Усмешка в тёмных усах Бакунина, русские степные глаза насмешливы.
— Чьим именем вы приказываете? Магистрат не имеет никаких прав, его больше не существует! — Бакунин смерил с ног до головы штадтрата.
— Что?! — вскрикнул Пфотенхауер, делая угрожающий шаг, и голос зазвенел, переходя в бешенство тенора. — Вы стащили сюда восемнадцать центнеров пороху! Ваши люди набивают патроны и курят сигареты! Это угрожает зданию! Ратгауз не строился для того, чтоб в нём лили пули и свозили порох!
Улыбаясь гневу, сюртуку, синему галстуку, Бакунин сказал тихо:
— А дальше что, что вы ещё требуете? — и расхохотался. — У городского совета нет сейчас права требовать, он сейчас нуль. Поняли?
Штадтрат будто шатнулся, побледнев, но вдруг, ступив бешеным шагом, крикнул, и от крика задрожали ноздри и щёки:
— Я требую ответа за поджог трёх домов на Брейтештрассе и за поджог театра!! Чем собирается возместить так называемое временное правительство причинённые убытки?

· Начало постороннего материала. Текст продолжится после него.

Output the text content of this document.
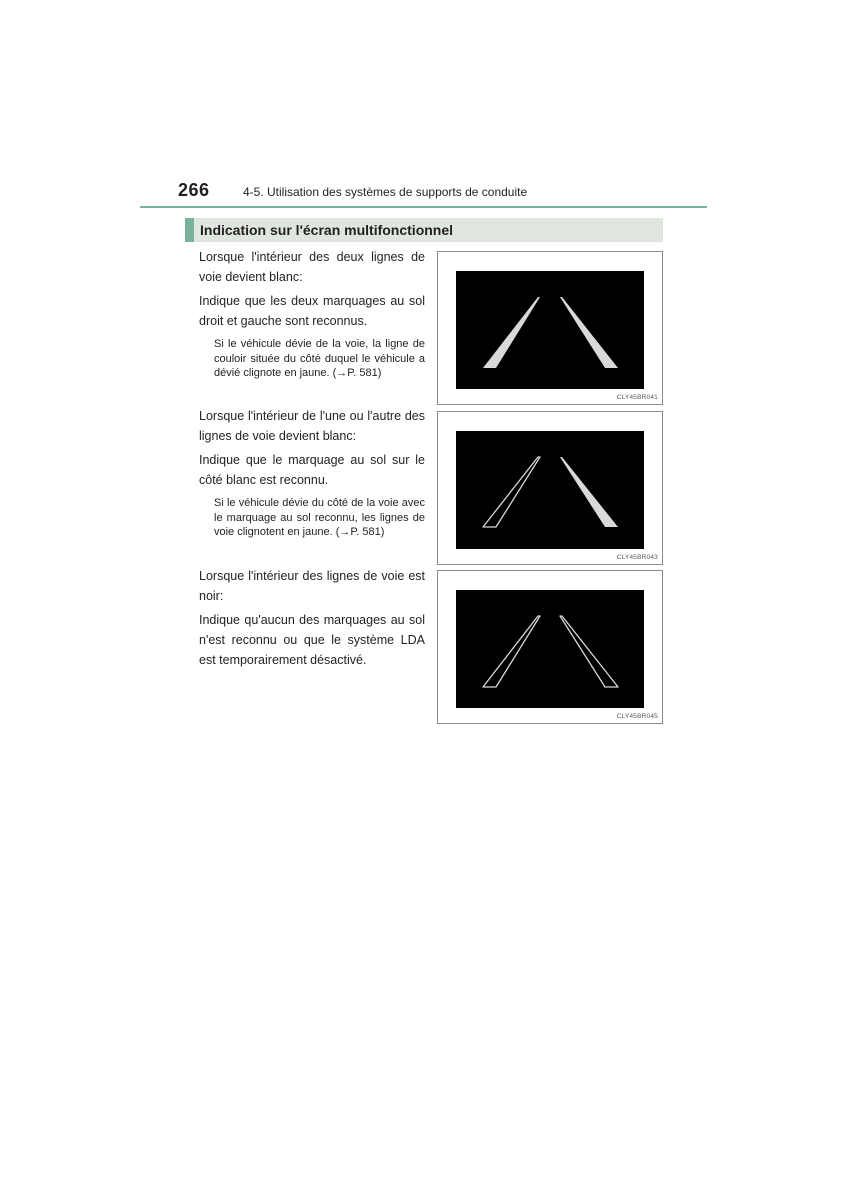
266	4-5. Utilisation des systèmes de supports de conduite
Indication sur l'écran multifonctionnel

Lorsque l'intérieur des deux lignes de voie devient blanc:

Indique que les deux marquages au sol droit et gauche sont reconnus.

Si le véhicule dévie de la voie, la ligne de couloir située du côté duquel le véhicule a dévié clignote en jaune. (→P. 581)

CLY45BR041

Lorsque l'intérieur de l'une ou l'autre des lignes de voie devient blanc:

Indique que le marquage au sol sur le côté blanc est reconnu.

Si le véhicule dévie du côté de la voie avec le marquage au sol reconnu, les lignes de voie clignotent en jaune. (→P. 581)

CLY45BR043

Lorsque l'intérieur des lignes de voie est noir:

Indique qu'aucun des marquages au sol n'est reconnu ou que le système LDA est temporairement désactivé.

CLY45BR045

Городская касса и депозиты никем не охраняются, тогда как тут всё достояние граждан! Ваши войска по вашему приказанию ворвались к придворному проповеднику фон Аммону и отняли у него ключи от Софиенкирхе! — Штадтрат дышал глубоко, еле успевая под сюртуком переводить дыхание больного, склеротического тела. Бакунин злобно прервал молчание:
— Штадтрат Пфотенхауер! Именем временного революционного правительства, в руках которого сейчас судьба свободы всей страны, я запрещаю вам раз навсегда обращаться с подобными требованиями! — Бакунин уже кричал громовым голосом. — Ваши филистерские слёзы для нас нектар богов! Революции нет дела до вашего ратгауза и благосостояния ваших мещан! Мы разрушим всё, что нам нужно, не обращая внимания на потоки мещанских слёз! Ваше бездарное здание оперы сгорело потому, что мы защищали жизни наших бойцов на левом фланге! Нам удобно свозить порох в ратгауз, и мы будем свозить! Вы протестуете против смоляных венков, но их зажгут при наступлении врага! Мы разрушим всё для победы нашего правого дела! Что ваши дома! Пусть они взлетают на воздух! У меня нет времени с вами разговаривать!
Слишком много бешенства было в бакунинском крике, если б в комнату не вошли Цихлинский и Маршаль, может быть, штадтрат и бросился б на Бакунина. Голосом срывающимся, налившись кровью, Пфотенхауер закричал:
— О каком «правом деле» говорите вы? Иностранец, беглец, у нас в Дрездене разжигающий костёр противозаконных и противобожеских бунтов! Иль вы не видите, сколько жертв вопиют к небу! Вам всё равно, что граждане Дрездена умирают! Вам нужен этот пожар нашего достояния и нашей крови! Но ошибаетесь, герр!!! Германия не страна рабов!!! И я не увижу вас ранее чем на виселице на этой же площади!! — и схватившись за ручку двери, штадтрат распахнул её так, как никогда не распахивал за шесть лет работы на совещаниях магистрата.